From time to time, a Slate staffer or critic offers up a favorite cultural pick for Procrastinate Better readers. Today’s endorsement is from Slate technology columnist Farhad Manjoo .
For the last few months MTV has been heavily promoting Skins , its upcoming show about high school kids, trippy drugs, trippier sex, and—if the trailers are any indication— much-too trippy camera work . The show will only begin to air in late January, but it’s already attracted a crowd of detractors —cultists who are worried that MTV will ruin the good name of the original British Skins , which has been running since 2007.
They’re right to worry. The original Skins is thrilling mainly for the surreal touch it brings to a very particular culture: The world of drug-addled, parentally neglected middle-class kids in Bristol.
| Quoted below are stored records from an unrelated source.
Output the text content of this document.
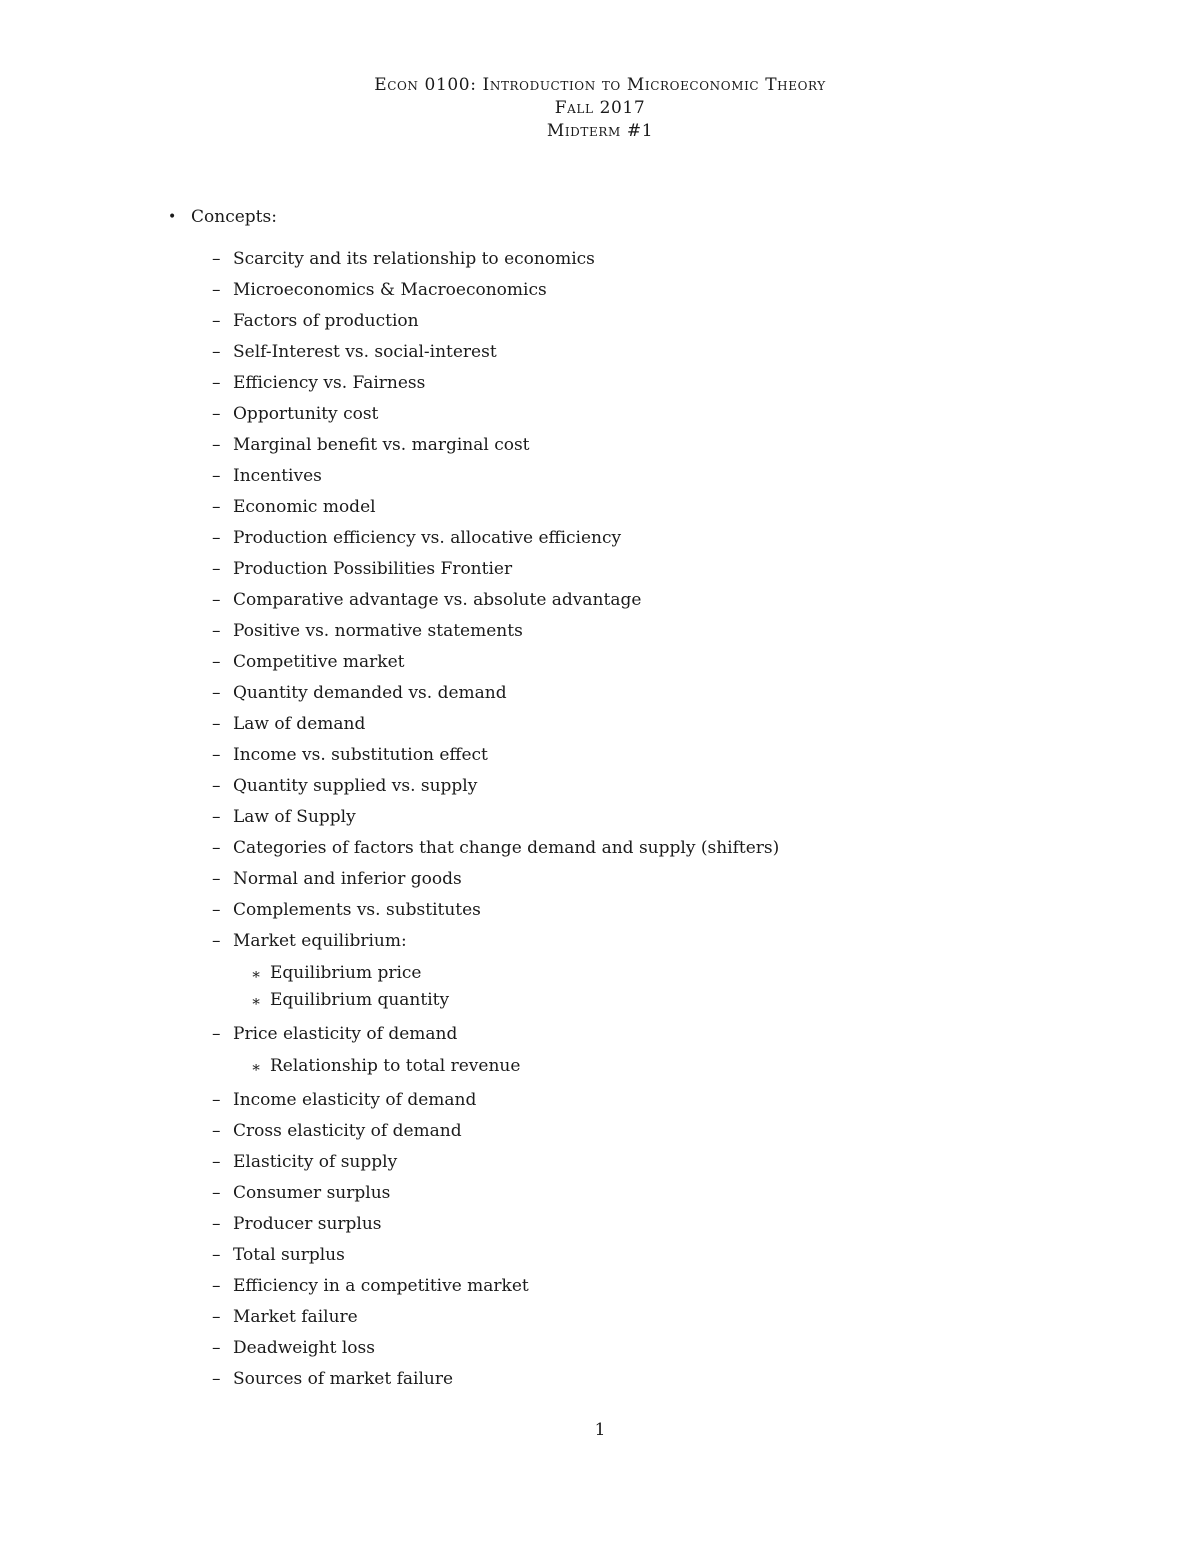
Econ 0100: Introduction to Microeconomic Theory
Fall 2017
Midterm #1
• Concepts:
– Scarcity and its relationship to economics
– Microeconomics & Macroeconomics
– Factors of production
– Self-Interest vs. social-interest
– Efficiency vs. Fairness
– Opportunity cost
– Marginal benefit vs. marginal cost
– Incentives
– Economic model
– Production efficiency vs. allocative efficiency
– Production Possibilities Frontier
– Comparative advantage vs. absolute advantage
– Positive vs. normative statements
– Competitive market
– Quantity demanded vs. demand
– Law of demand
– Income vs. substitution effect
– Quantity supplied vs. supply
– Law of Supply
– Categories of factors that change demand and supply (shifters)
– Normal and inferior goods
– Complements vs. substitutes
– Market equilibrium:
∗ Equilibrium price
∗ Equilibrium quantity
– Price elasticity of demand
∗ Relationship to total revenue
– Income elasticity of demand
– Cross elasticity of demand
– Elasticity of supply
– Consumer surplus
– Producer surplus
– Total surplus
– Efficiency in a competitive market
– Market failure
– Deadweight loss
– Sources of market failure
1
Skins follows in the long tradition of high-school dramas populated by kids who are far wittier than adults, and who do things that actual high school kids would never do (see Dawson’s Creek or Gilmore Girls ) but its real genius is in taking that convention way over the line of realism. The kids of Skins don’t just act like adults, they act like adults in madcap heist movies. Conventional teen problems—romantic hardships, sex obsession, eating disorders, more sex obsession—are joined by completely off-the-wall scenarios: There are stalkers, kidnappers, rampaging drug dealers, Eastern European strongmen, parents who disappear, teachers who sleep with kids whose parents disappear, and kids who get hit by busses out of the blue.
This sounds ridiculous, and often it is. (Though hilariously so. The second season begins with the kids performing a musical about 9/11 whose central lyric will stay with you for days: “Then came the day Osama blew us away…”) But occasionally Skins ’ absurdity gives way to deep, touching moments that underline the true difficulties of being in high-school; it’s these moments that make the show unavoidably addictive. I don’t have high hopes that MTV can replicate that joy in the American edition, but that shouldn’t matter—the original Skins is available on DVD and instantly on Netflix . Watch it.